The bazaar, which went on from 11 a.m. until sunset, featured a variety of food, including barbecued rib and chicken dinners, hot dogs and sausage sandwiches, bean pies, snow cones and assorted beverages. One of the highlights was the giveaway of a boys and girls bicycle. A kissing booth was run by Min. Esther White and Liz Dawson of the host church; the kisses sold were in the form of a small cup of Hershey’s Kisses. Rick Jones of Lifeway Christian Fellowship Church, delighted the audience with a great comedic impersonation of Michael Buffer as he introduced the contestants of the watermelon eating contest, which was won by Troy Nesmith, of Beaver Falls.
Shaun LaVette, a local disc jockey, provided music and operated sound for the Christian artists who performed. Recording artists, Re-Konception! and Debbie Tucker, of Beaver Falls, and Linda McCuen, of Midland, rendered selections. Other featured artists were guitarist, Lonzie Cox, Shiela Carter and the Tabernacle Male Chorus. Extraordinary saxophonist, Derrick Redd, of Aliquippa, one of the Pittsburgh areas most accomplished musicians, brought the house down with his renditions of “Praise Is What I Do,” “Stand,” “We Fall Down” and many other gospel classics during his half hour set. Neighbors who live within a four block radius stated how much they enjoyed the music even though they weren’t able to attend.

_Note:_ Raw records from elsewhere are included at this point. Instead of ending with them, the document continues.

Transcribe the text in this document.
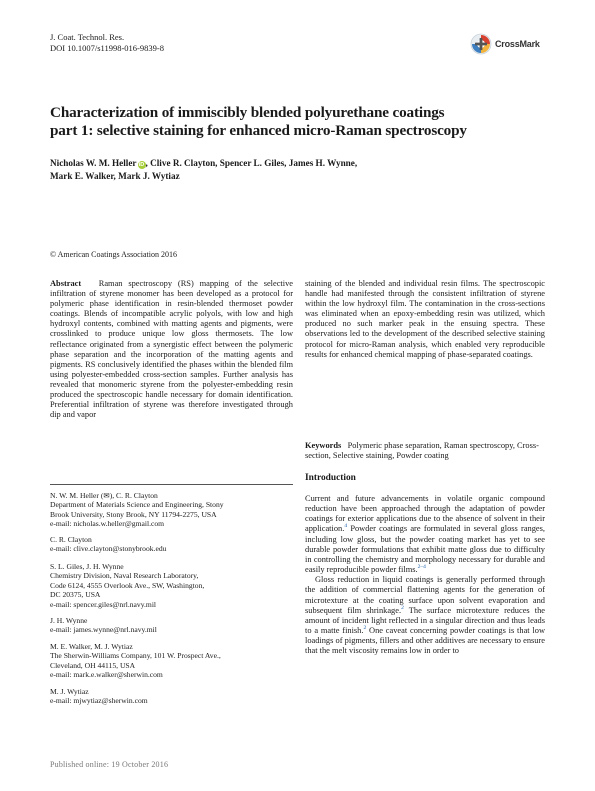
J. Coat. Technol. Res.
DOI 10.1007/s11998-016-9839-8	CrossMark
Characterization of immiscibly blended polyurethane coatings
part 1: selective staining for enhanced micro-Raman spectroscopy
Nicholas W. M. Heller iD, Clive R. Clayton, Spencer L. Giles, James H. Wynne,
Mark E. Walker, Mark J. Wytiaz
© American Coatings Association 2016
Abstract Raman spectroscopy (RS) mapping of the selective infiltration of styrene monomer has been developed as a protocol for polymeric phase identification in resin-blended thermoset powder coatings. Blends of incompatible acrylic polyols, with low and high hydroxyl contents, combined with matting agents and pigments, were crosslinked to produce unique low gloss thermosets. The low reflectance originated from a synergistic effect between the polymeric phase separation and the incorporation of the matting agents and pigments. RS conclusively identified the phases within the blended film using polyester-embedded cross-section samples. Further analysis has revealed that monomeric styrene from the polyester-embedding resin produced the spectroscopic handle necessary for domain identification. Preferential infiltration of styrene was therefore investigated through dip and vapor
staining of the blended and individual resin films. The spectroscopic handle had manifested through the consistent infiltration of styrene within the low hydroxyl film. The contamination in the cross-sections was eliminated when an epoxy-embedding resin was utilized, which produced no such marker peak in the ensuing spectra. These observations led to the development of the described selective staining protocol for micro-Raman analysis, which enabled very reproducible results for enhanced chemical mapping of phase-separated coatings.
Keywords Polymeric phase separation, Raman spectroscopy, Cross-section, Selective staining, Powder coating
Introduction

Current and future advancements in volatile organic compound reduction have been approached through the adaptation of powder coatings for exterior applications due to the absence of solvent in their application.$^4$ Powder coatings are formulated in several gloss ranges, including low gloss, but the powder coating market has yet to see durable powder formulations that exhibit matte gloss due to difficulty in controlling the chemistry and morphology necessary for durable and easily reproducible powder films.$^{2-4}$

Gloss reduction in liquid coatings is generally performed through the addition of commercial flattening agents for the generation of microtexture at the coating surface upon solvent evaporation and subsequent film shrinkage.$^2$ The surface microtexture reduces the amount of incident light reflected in a singular direction and thus leads to a matte finish.$^2$ One caveat concerning powder coatings is that low loadings of pigments, fillers and other additives are necessary to ensure that the melt viscosity remains low in order to

N. W. M. Heller (✉), C. R. Clayton
Department of Materials Science and Engineering, Stony
Brook University, Stony Brook, NY 11794-2275, USA
e-mail: nicholas.w.heller@gmail.com
C. R. Clayton
e-mail: clive.clayton@stonybrook.edu
S. L. Giles, J. H. Wynne
Chemistry Division, Naval Research Laboratory,
Code 6124, 4555 Overlook Ave., SW, Washington,
DC 20375, USA
e-mail: spencer.giles@nrl.navy.mil
J. H. Wynne
e-mail: james.wynne@nrl.navy.mil
M. E. Walker, M. J. Wytiaz
The Sherwin-Williams Company, 101 W. Prospect Ave.,
Cleveland, OH 44115, USA
e-mail: mark.e.walker@sherwin.com
M. J. Wytiaz
e-mail: mjwytiaz@sherwin.com
Published online: 19 October 2016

The church parking lot, the adjacent grassy knoll, and a blocked off section of the street in front of the church housed a dozen or more booths, where vendors sold their wares. The women of Tabernacle ran a booth that had hot dogs, sausage and beverages. Leon Cleckley and Cliff Alford, both Beaver Falls merchants, offered men’s shirts, ties and accessories. Sandra Evans of Silpada Sterling Silver Jewelry and Sheena Donovan, of Aliquippa, had jewelry booths. Minister Roosevelt Jones, Carolyn and James Lay of Aliquippa’s Deliverance Temple sold T-shirts. George Dudley, Legusta Smith and others also operated booths.
The event was conceived and directed by Linda Williams, the Women’s Day Committee Chairperson. Bazaar co-chair, SuAnn Scott, stated, that the event was organized to raise funds for the annual Women’s Day service. Scott also said, “July 15 is Women’s Day. Linda Williams came up with the idea for the bazaar. I’m one of the captains, so she put each captain in charge of one of the fund raisers. This just happens to be the one she put me in charge of.” When asked how successful the event was, Scott said, “it’s nice, it’s nice, it’s really nice, but I’m hoping to see even more people out there before eight o’clock.” When asked if there might be another bazaar, she replied, “it depends on how much this brings in, we’re having fun, but we’re doing it because we need to raise money (for the Women’s Day service) with this event.” She went on to explain that the amount of success achieved today will be considered in deciding whether to have another festival like this. She didn’t elaborate on any future fundraisers the committee is planning.